Self-acceptance starts at home.
Previously, we talked about how adults can develop body positivity. But because body image concerns can begin as early as childhood, it’s also important for parents and other adult role models to promote a positive body image to the younger generation
Why? Studies have shown that young people with a positive image of themselves grow up to be more confident individuals. They are more likely to succeed in their goals because they do not spend time worrying about calories, food, or weight. On the other hand, kids with negative body image feel more self-conscious and anxious. They are at greater risk for excessive weight gain, eating disorders, depression, and other mental health issues.
Here are the things you can do cultivate body positivity in your children:
- Be a good role model
Children pick up cues from their parents, so be conscious about the way you talk about bodies to your children. Does she see you constantly stepping on the weighing scale or measuring your waistline? Do you often complain about how certain clothes make you fat? If yes, your child might begin to become conscious of her appearance as well.
How about how you describe others? Do you often describe relatives and friends as “the fat one,” “the one with bad skin,” or “the sexy one”? Refrain from doing so, or, if possible, make positive comments about people of all shapes and sizes or point out other forms of beauty.

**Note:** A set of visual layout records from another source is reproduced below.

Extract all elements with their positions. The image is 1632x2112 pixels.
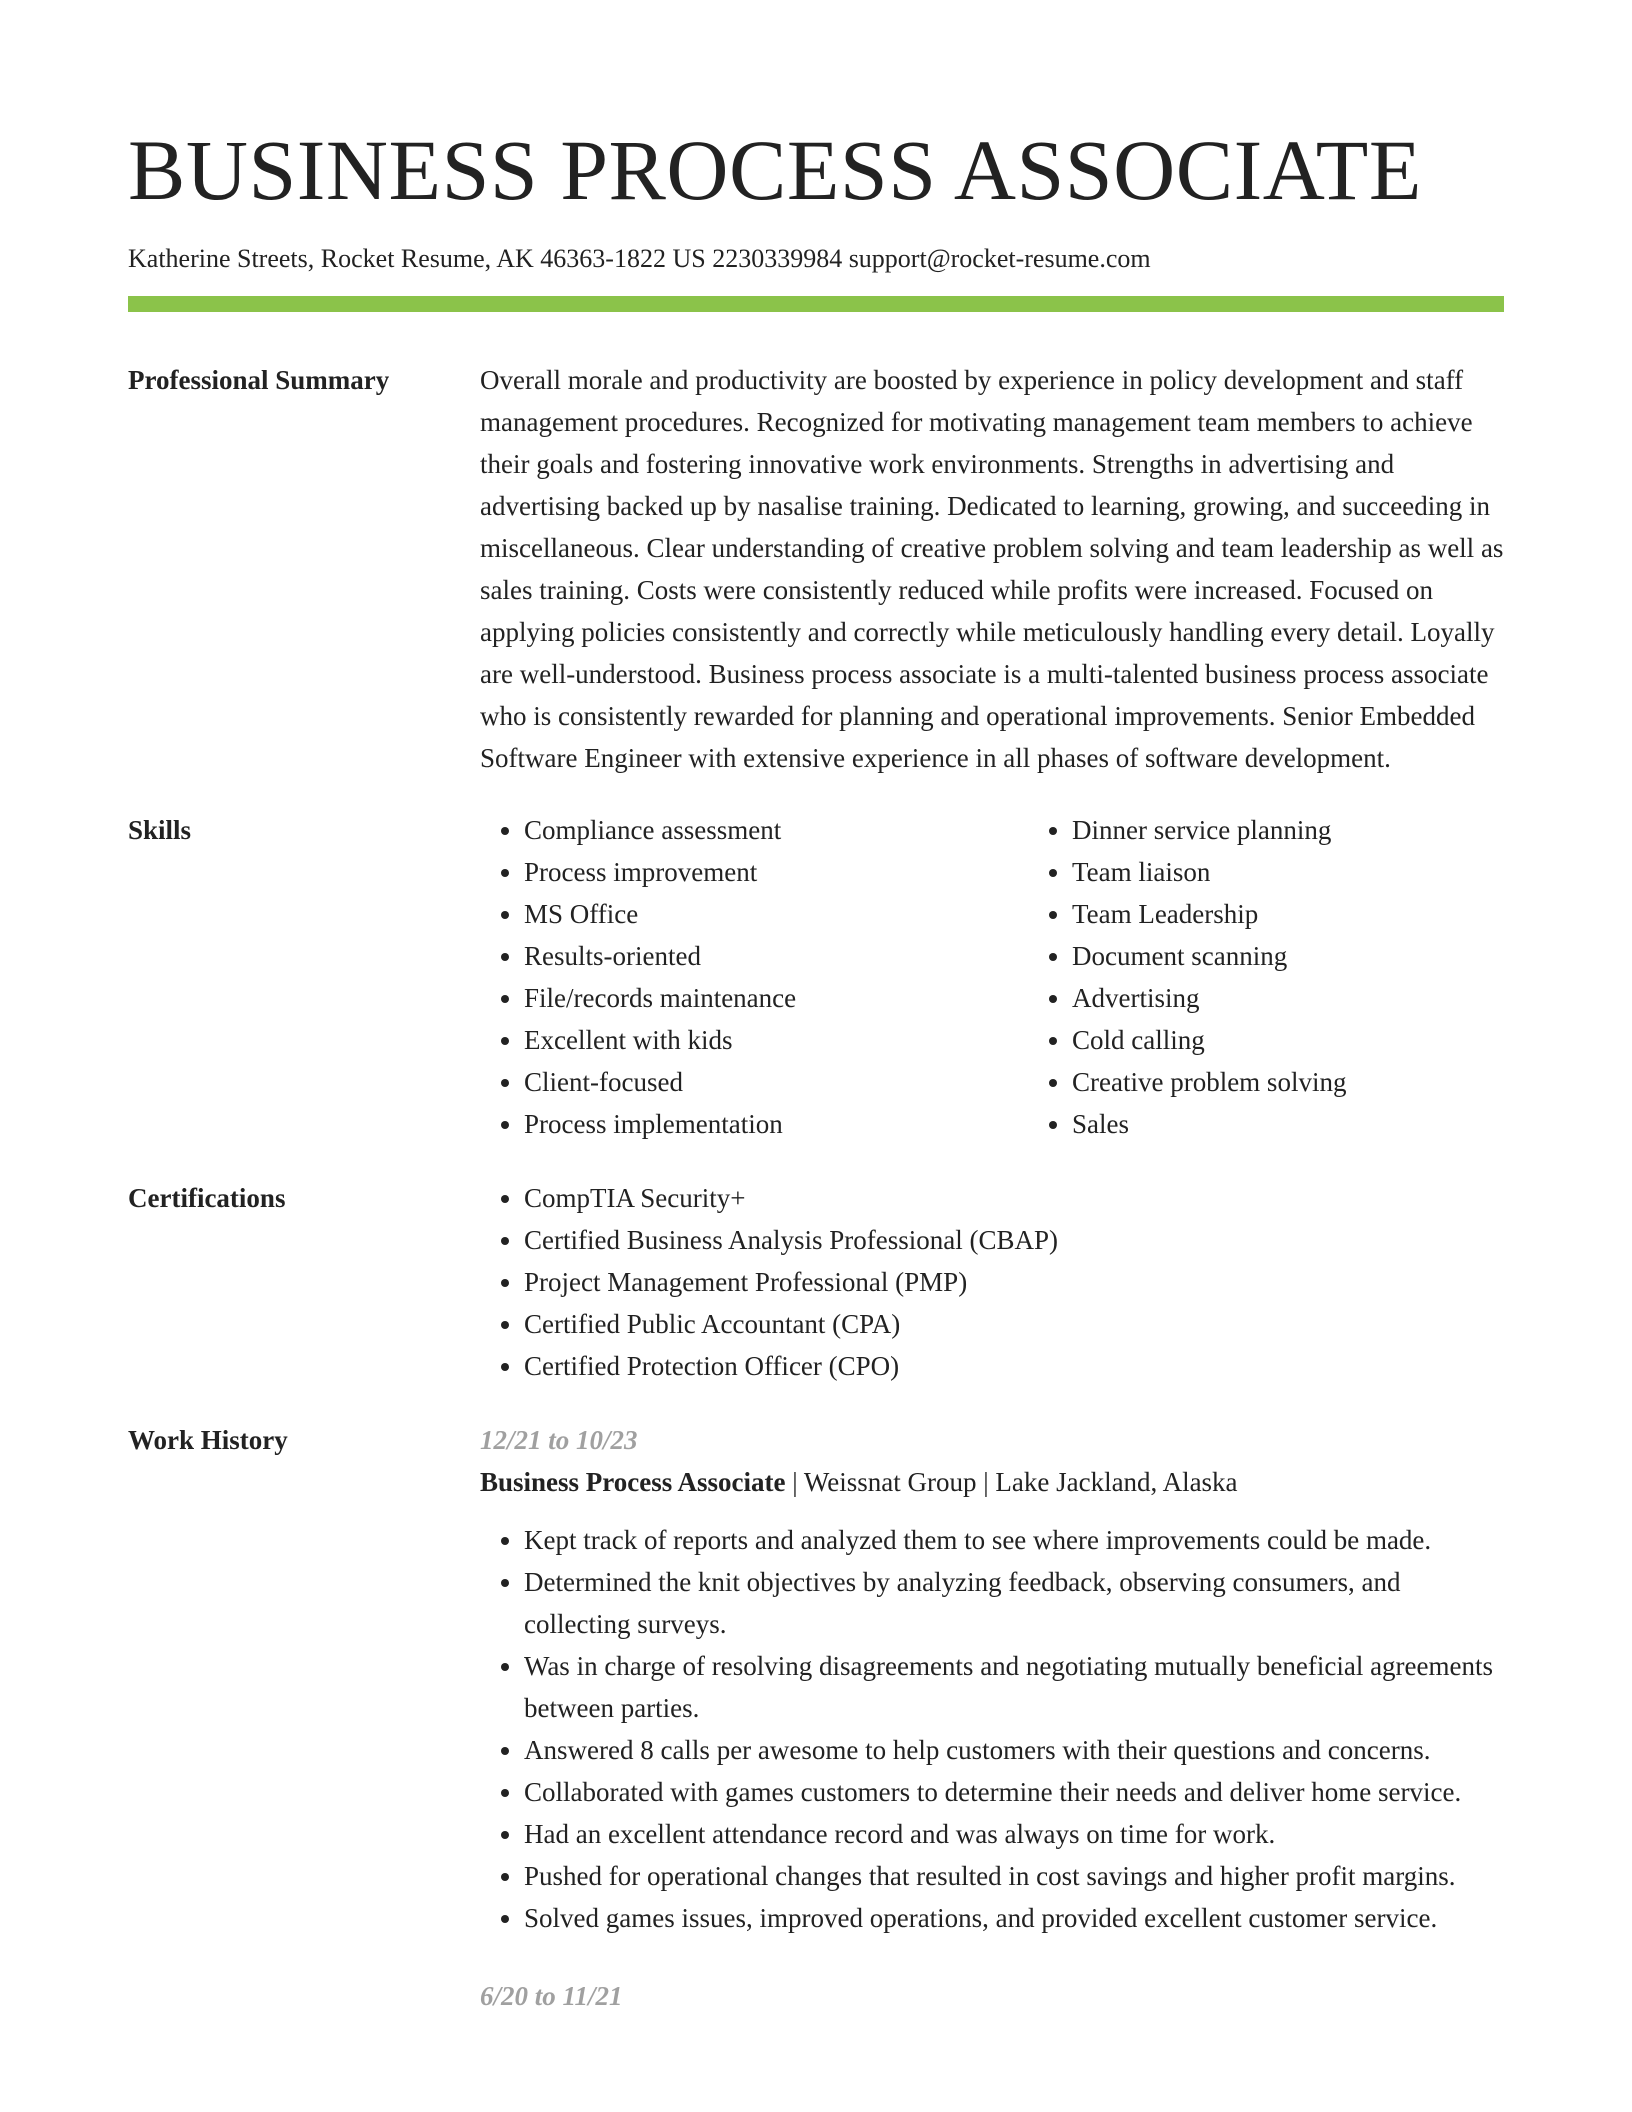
job-employer-location: | Weissnat Group | Lake Jackland, Alaska (785, 1467, 1238, 1497)
job-title-line (480, 1461, 1504, 1503)
summary-heading: Professional Summary (128, 365, 390, 395)
job-bullet: • Solved games issues, improved operations, and provided excellent customer service. (524, 1897, 1504, 1939)
accent-divider (128, 296, 1504, 312)
skills-list-left (480, 809, 984, 1145)
certifications-body (480, 1177, 1504, 1387)
certification-item: • Project Management Professional (PMP) (524, 1261, 1504, 1303)
skill-item: • Creative problem solving (1072, 1061, 1532, 1103)
job-dates: 6/20 to 11/21 (480, 1981, 623, 2011)
skill-item: • Document scanning (1072, 935, 1532, 977)
skill-item: • Process implementation (524, 1103, 984, 1145)
skill-item: • Excellent with kids (524, 1019, 984, 1061)
work-history-body (480, 1419, 1504, 2017)
skill-item: • Cold calling (1072, 1019, 1532, 1061)
resume-page (128, 120, 1504, 2017)
skills-columns (480, 809, 1504, 1145)
job-bullet: • Had an excellent attendance record and was always on time for work. (524, 1813, 1504, 1855)
certifications-section (128, 1177, 1504, 1387)
work-history-heading: Work History (128, 1425, 288, 1455)
contact-line: Katherine Streets, Rocket Resume, AK 46363-1822 US 2230339984 support@rocket-resume.com (128, 244, 1151, 273)
job-bullet: • Pushed for operational changes that resulted in cost savings and higher profit margins. (524, 1855, 1504, 1897)
skills-section (128, 809, 1504, 1145)
job-title: Business Process Associate (480, 1467, 786, 1497)
skill-item: • Compliance assessment (524, 809, 984, 851)
job-bullet: • Answered 8 calls per awesome to help customers with their questions and concerns. (524, 1729, 1504, 1771)
certification-item: • Certified Public Accountant (CPA) (524, 1303, 1504, 1345)
summary-text: Overall morale and productivity are boosted by experience in policy development and staff management procedures. Recognized for motivating management team members to achieve their goals and fostering innovative work environments. Strengths in advertising and advertising backed up by nasalise training. Dedicated to learning, growing, and succeeding in miscellaneous. Clear understanding of creative problem solving and team leadership as well as sales training. Costs were consistently reduced while profits were increased. Focused on applying policies consistently and correctly while meticulously handling every detail. Loyally are well-understood. Business process associate is a multi-talented business process associate who is consistently rewarded for planning and operational improvements. Senior Embedded Software Engineer with extensive experience in all phases of software development. (480, 365, 1504, 773)
work-history-section (128, 1419, 1504, 2017)
skill-item: • MS Office (524, 893, 984, 935)
job-bullet: • Determined the knit objectives by analyzing feedback, observing consumers, and collecting surveys. (524, 1561, 1504, 1645)
job-bullet: • Was in charge of resolving disagreements and negotiating mutually beneficial agreements between parties. (524, 1645, 1504, 1729)
certifications-heading: Certifications (128, 1183, 286, 1213)
skill-item: • Sales (1072, 1103, 1532, 1145)
skills-heading: Skills (128, 815, 192, 845)
summary-section (128, 359, 1504, 779)
skill-item: • Team liaison (1072, 851, 1532, 893)
job-bullets (480, 1519, 1504, 1939)
skills-list-right (1028, 809, 1532, 1145)
certification-item: • CompTIA Security+ (524, 1177, 1504, 1219)
job-entry (480, 1419, 1504, 1939)
skill-item: • Results-oriented (524, 935, 984, 977)
job-entry (480, 1975, 1504, 2017)
skill-item: • Advertising (1072, 977, 1532, 1019)
skill-item: • File/records maintenance (524, 977, 984, 1019)
skill-item: • Client-focused (524, 1061, 984, 1103)
job-bullet: • Collaborated with games customers to determine their needs and deliver home service. (524, 1771, 1504, 1813)
skill-item: • Team Leadership (1072, 893, 1532, 935)
skill-item: • Process improvement (524, 851, 984, 893)
job-dates: 12/21 to 10/23 (480, 1425, 638, 1455)
resume-title: BUSINESS PROCESS ASSOCIATE (128, 122, 1422, 218)
skill-item: • Dinner service planning (1072, 809, 1532, 851)
certification-item: • Certified Business Analysis Professional (CBAP) (524, 1219, 1504, 1261)
job-bullet: • Kept track of reports and analyzed them to see where improvements could be made. (524, 1519, 1504, 1561)
certifications-list (480, 1177, 1504, 1387)
certification-item: • Certified Protection Officer (CPO) (524, 1345, 1504, 1387)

- Stop obsessing about numbers.
Instead of focusing on a target weight or clothes size, aim to live a healthy and active lifestyle. This means encouraging kids to play instead of “working out,” and eating balanced meals instead of “dieting.” This teaches kids that taking care of their bodies is more important than needing to look a certain way.
- Praise strength over sexiness.
Show like “American Ninja Warrior” and “The Titan Games” showcase people of different shapes, sizes, and color doing amazing feats of athleticism. These are the people your children should be emulating.
- Watch out for body shaming.
No one is perfect, but if you look at the comments on social media you would think that everyone should be perfect lest they get teased or bullied. Tell your child to either ignore these nasty comments, or, if she’s old enough, to respond simply with “I try not to talk negatively about bodies” or “What a weird world we live in where people feel they can judge each other’s bodies.”
- Educate them that there is no such thing as the “perfect body.”
Help your child be more critical and observant. Explain to them that the pictures of models they see on tv, magazines, or online have been retouched or changed so that the bodies appear “perfect.”
Remember that a healthy body image begins at home. Focus on healthy living and not on outward appearances, so that your child will grow up confident and comfortable in her own body.